Man of La Mancha, currently playing at the London Coliseum (until 8 June 2019), has not been staged in the West End since 1968. The source text has a long history ranging from televised plays to films over to different revivals of this musical on Broadway. Dale Wasserman sets the well-known story of the novel Don Quixote into a framing narrative where author Miguel de Cervantes (Kelsey Grammer) and his servant (Peter Polycarpou) entertain fellow prison inmates (Nicholas Lyndhurst and others) during a mock-trial whilst awaiting judgement from the Inquisition. Man of La Mancha is riddled with complexities and contrasts: there are three layers within it, the framing prison narrative, the story of Don Quixote, and then within that the fantastical delusions of Alonso Quijano, who sets out on knightly adventures with his trusted companion Sancho Pancha.

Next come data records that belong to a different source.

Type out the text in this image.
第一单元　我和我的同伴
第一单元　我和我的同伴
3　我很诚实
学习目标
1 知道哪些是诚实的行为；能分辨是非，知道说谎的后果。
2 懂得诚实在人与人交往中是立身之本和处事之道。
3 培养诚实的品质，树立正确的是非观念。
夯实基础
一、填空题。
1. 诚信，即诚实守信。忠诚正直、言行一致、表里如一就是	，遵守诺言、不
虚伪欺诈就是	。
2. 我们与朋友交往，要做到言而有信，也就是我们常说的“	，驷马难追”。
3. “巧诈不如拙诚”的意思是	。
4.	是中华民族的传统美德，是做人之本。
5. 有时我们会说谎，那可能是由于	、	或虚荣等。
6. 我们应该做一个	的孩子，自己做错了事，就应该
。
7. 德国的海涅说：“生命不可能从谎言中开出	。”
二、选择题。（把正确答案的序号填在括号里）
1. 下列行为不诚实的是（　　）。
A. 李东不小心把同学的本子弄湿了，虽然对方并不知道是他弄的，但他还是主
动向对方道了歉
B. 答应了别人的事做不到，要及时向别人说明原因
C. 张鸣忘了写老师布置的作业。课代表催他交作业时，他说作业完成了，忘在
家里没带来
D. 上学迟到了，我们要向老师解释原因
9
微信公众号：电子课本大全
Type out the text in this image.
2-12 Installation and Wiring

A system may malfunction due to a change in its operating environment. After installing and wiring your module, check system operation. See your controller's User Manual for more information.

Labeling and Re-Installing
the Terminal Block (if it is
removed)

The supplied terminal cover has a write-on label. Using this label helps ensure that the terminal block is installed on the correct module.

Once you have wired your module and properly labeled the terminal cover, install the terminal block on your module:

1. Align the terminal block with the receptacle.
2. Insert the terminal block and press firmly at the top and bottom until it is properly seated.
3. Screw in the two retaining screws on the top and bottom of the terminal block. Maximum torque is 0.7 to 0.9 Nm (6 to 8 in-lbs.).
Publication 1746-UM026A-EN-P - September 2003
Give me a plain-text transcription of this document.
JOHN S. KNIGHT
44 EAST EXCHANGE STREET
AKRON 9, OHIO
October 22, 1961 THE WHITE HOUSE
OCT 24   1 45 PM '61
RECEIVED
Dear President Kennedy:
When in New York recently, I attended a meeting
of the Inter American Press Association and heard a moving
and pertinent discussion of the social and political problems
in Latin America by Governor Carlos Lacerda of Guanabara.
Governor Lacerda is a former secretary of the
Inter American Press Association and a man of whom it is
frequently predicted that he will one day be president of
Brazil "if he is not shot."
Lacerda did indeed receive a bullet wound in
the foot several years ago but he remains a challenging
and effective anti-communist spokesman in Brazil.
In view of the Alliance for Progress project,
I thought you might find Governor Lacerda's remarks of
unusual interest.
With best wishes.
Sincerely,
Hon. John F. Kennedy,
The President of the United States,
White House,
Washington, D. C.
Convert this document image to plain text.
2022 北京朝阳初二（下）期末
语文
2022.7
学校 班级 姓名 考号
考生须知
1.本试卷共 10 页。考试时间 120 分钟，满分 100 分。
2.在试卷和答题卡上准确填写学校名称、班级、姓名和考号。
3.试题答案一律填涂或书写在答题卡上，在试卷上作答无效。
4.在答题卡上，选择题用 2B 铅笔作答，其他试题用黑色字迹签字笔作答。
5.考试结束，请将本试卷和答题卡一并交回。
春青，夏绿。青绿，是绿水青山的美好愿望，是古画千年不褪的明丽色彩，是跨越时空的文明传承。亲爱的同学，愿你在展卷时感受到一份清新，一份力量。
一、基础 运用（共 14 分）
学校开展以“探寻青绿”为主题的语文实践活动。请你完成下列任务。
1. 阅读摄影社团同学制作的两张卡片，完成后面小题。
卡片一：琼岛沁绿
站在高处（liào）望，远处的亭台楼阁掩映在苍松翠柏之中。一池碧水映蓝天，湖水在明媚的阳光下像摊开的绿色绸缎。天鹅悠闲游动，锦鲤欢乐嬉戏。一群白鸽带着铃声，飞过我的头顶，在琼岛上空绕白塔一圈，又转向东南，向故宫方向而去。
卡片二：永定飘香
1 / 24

On his quest, he finds love in the poor bar wench Aldonza, who he identifies as his beloved lady Dulcinea (Cassidy Janson and Danielle de Niese share the role). Niece Antonia (Lucy St Louis), fiancé Dr Sanson Carrasco (Eugene McCoy) and the local Padre (Minal Patel) come up with a plan to cure Quijano’s insanity and bring him home.
The same key creatives who have staged Sweeney Todd and Chess previously at the Coliseum now combine forces for this production.
Director Lonny Price has updated the setting to be a nondescript modern fascist regime. The play-within-a-play remains set in a traditional 17th-century, which shines through the drab grey surrounds of what is meant to be a bombed out museum-turned-prison (set design by James Noone). It literally shines through – as Cervantes sets the scene, blue and orange glows evoke the feeling of country sunsets, stars appear in the ceiling of the prison, and the players themselves are now clad in colourful clothing (outstanding costume design from Fotini Dimou) to portray the characters assigned to them by the master narrator.
The casting is as full of contrasts as the story, with Kelsey Grammer having to perform opposite operatic soprano Niese/Janson of “Wicked” and “Beautiful” fame. That said, Grammer does impressively belt out the tunes, and is the perfect casting for a kooky-but-noble Cervantes, instilling grace and wisdom into a tale of delusions.
The star-studded cast does a lovely job with this lighthearted piece tucking at the heartstrings of its audience to live their best lives and release their inner dreamers. As mentioned, some aspects of the musical are a bit odd (i.e. the strange framing) however during a play that constantly asks its audience to suspend disbelief to such a high degree it can be forgiven.
After all, the Knight of Mirrors who seeks to show Quixote the truth turns out to be more of a villain than a saviour.